Twee-Vee: Twitter Gets Down to Business

TweeVee, Twittervision, Twitter-TV, no matter how you say it -- it’s causing a stir.

We’re looking at perspectives about a production company’s plans to develop a show about the service, and, taking it further, examining Twitter’s role in the business world overall.

First, a blog on Computer World gives the rare perspective that Twitter on TV is a good thing.

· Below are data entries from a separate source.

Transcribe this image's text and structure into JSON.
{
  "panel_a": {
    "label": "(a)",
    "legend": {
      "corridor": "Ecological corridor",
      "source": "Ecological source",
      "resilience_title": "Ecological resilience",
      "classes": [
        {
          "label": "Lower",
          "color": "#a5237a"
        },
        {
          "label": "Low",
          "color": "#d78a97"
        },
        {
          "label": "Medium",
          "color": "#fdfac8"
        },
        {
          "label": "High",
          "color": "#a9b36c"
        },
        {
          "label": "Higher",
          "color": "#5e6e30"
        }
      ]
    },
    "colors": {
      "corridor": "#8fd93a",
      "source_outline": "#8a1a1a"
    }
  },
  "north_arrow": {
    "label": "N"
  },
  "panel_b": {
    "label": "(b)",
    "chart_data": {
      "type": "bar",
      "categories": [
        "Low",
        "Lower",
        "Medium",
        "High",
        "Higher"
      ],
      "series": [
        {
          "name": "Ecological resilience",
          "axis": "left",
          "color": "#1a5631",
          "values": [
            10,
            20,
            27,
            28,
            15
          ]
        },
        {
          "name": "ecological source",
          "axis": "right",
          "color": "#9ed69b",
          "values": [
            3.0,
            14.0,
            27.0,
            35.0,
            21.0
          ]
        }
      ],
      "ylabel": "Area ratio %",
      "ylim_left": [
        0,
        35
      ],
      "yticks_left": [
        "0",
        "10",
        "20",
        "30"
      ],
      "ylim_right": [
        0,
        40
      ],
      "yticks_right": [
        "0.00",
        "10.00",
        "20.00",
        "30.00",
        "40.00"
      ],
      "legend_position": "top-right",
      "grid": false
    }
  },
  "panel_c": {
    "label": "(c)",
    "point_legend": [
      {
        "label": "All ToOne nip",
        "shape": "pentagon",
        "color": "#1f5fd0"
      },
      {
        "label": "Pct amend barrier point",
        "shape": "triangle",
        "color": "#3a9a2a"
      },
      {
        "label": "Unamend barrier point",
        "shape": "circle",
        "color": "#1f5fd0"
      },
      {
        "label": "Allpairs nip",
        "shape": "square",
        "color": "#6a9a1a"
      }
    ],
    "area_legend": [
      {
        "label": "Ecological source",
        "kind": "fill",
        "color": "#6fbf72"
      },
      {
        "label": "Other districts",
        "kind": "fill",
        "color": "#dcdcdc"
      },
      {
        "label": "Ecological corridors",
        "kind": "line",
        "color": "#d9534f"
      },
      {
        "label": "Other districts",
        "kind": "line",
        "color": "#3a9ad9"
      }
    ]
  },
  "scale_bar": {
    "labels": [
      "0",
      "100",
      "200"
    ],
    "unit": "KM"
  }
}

“I'm actually rather happy to see Twitter making its way onto the small screen. One key to the wide-spread adoption of social media tools like Twitter is to make them familiar to more than just tech-heads and geeks, and television is a perfect vehicle for that.”

But that voice is quiet compared to the mostly negative discussion about the move - including that from so-called Twitter King Ashton Kutcher, quoted in New York Daily News’ gossip column as saying,

“‘Wow, I hope this isn't true. I really don't like being sold out. May have to take a twitter hiatus.’”

But while Hollywood is worried about Twitter selling out -- others are looking for Twitter to simply sell.

Financial news organization 24/7 Wall Street says it’s the perfect place to build your brand.

“…having the opportunity to tell customers about attractive sales and new products can be done at remarkably low cost while providing for greater geographic accuracy.”

But Nielsen Wire takes a different perspective, saying Twitter is just a fad and citing research that 60 percent of new users don’t come back the next month.

BusinessWeek agrees -- saying the far-reaching benefits of social networking sites are a myth, and that advertisers should stay away.

“Twitter has millions of users, but apparently only four of them actually understand what it does…Are these the people who will buy the plastic polymer gaskets your company manufacturers? I don't think so.”


CNET takes us right to the source -- the Twitter creators themselves.

“You have to focus on delivering value first and profit second, especially considering we’re only two years old.”

CNET goes on to say that the creators haven’t forgotten about improving the bottom line.

So how are they going to do that?  One plan is to possibly charge fees for companies.